Design Theory for Relational Databases

Design Theory for Relational Databases

Functional Dependencies (FDs)

  • Definition: X -> Y asserts that for any two tuples in relation R, if they agree on all attributes in X, they must also agree on all attributes in Y.
  • Notation: X, Y, Z represent sets of attributes; A, B, C represent single attributes.
  • Important Notes:
  • FDs are usually expressed with singleton right sides.
  • Example: If A -> BC, it implies A -> B and A -> C.
  • There's no splitting rule for left-hand side attributes.

Keys of Relations

  • A superkey (K) for relation R functionally determines all attributes in R if knowing K allows us to uniquely identify tuples.
  • A key is a minimal superkey; no subset of K can determine all attributes of R.
  • Example: In Drinkers(name, addr, beersLiked, manf, favBeer), {name, beersLiked} is a superkey, but also a key since no proper subset determines all attributes.
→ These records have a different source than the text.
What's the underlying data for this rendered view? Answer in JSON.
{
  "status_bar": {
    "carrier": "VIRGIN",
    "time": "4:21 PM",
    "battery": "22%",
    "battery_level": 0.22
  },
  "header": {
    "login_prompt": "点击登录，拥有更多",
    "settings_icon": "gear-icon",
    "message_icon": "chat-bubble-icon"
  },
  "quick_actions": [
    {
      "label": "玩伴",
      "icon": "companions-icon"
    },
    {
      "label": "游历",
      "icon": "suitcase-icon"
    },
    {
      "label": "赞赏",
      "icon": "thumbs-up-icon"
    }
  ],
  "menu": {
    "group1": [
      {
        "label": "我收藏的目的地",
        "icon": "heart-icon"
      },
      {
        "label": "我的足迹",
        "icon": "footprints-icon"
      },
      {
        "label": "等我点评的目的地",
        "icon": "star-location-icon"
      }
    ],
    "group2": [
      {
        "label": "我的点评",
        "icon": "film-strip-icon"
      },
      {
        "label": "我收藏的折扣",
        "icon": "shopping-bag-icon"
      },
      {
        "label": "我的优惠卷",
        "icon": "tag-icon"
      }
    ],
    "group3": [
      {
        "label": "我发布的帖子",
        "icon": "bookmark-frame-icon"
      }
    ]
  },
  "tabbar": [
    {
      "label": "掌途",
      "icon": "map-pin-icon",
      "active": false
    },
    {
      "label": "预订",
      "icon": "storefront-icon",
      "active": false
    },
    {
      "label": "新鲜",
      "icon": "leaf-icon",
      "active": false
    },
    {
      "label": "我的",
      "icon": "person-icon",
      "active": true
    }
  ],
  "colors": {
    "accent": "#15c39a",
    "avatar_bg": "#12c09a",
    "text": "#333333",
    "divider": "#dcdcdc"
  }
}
Inferring Functional Dependencies

  • Given FDs, one can deduce new FDs through logical implications.
  • Example: A -> B and B -> C imply A -> C.
  • Important for the design of good relation schemas.

Normal Forms

  • Goal: Avoid anomalies and redundancy in database design.
  • Update Anomaly: Occurs when a change in one tuple does not propagate to others.
  • Deletion Anomaly: Occurs when deleting a tuple results in losing valid data.
Boyce-Codd Normal Form (BCNF)
  • A relation R is in BCNF if for every nontrivial FD X -> Y, X is a superkey.
  • Violations of BCNF indicate potential redundancy or anomalies.
  • Example: In Drinkers, the FDs name -> addr and beersLiked -> manf show it is not in BCNF since {name} and {beersLiked} are not superkeys.
Decomposition into BCNF
  • To decompose R, identify a BCNF violation (X -> Y) and decompose using the attribute closure X+.
  • Example: Given FDs in Drinkers, if name -> addr violates BCNF, decompose into two relations preserving attributes and FDs corresponding to each.
Third Normal Form (3NF)
  • A hybrid approach to avoid issues present in BCNF while enforcing desirable constraints.
  • A non-trivial FD X -> A violates 3NF if X is not a superkey and A is not a prime attribute.
  • Example: C -> B may not violate 3NF if both are keys, allowing flexibility in schema design.

Testing for Lossless Join

  • When decomposing relations, ensure the original relation can be reconstructed from the decomposed fragments without loss.
  • Chase Test: Validates that each decomposed component can derive back to yield original tuples, ensuring no unintended data loss.

3NF Synthesis Algorithm

  • Construct a minimal basis for FDs:
  • Each FD to have a single attribute on the right.
  • Ensure no FDs can be removed while preserving dependencies.
  • Form relations from FDs in the minimal basis to guarantee lossless join and dependency preservation.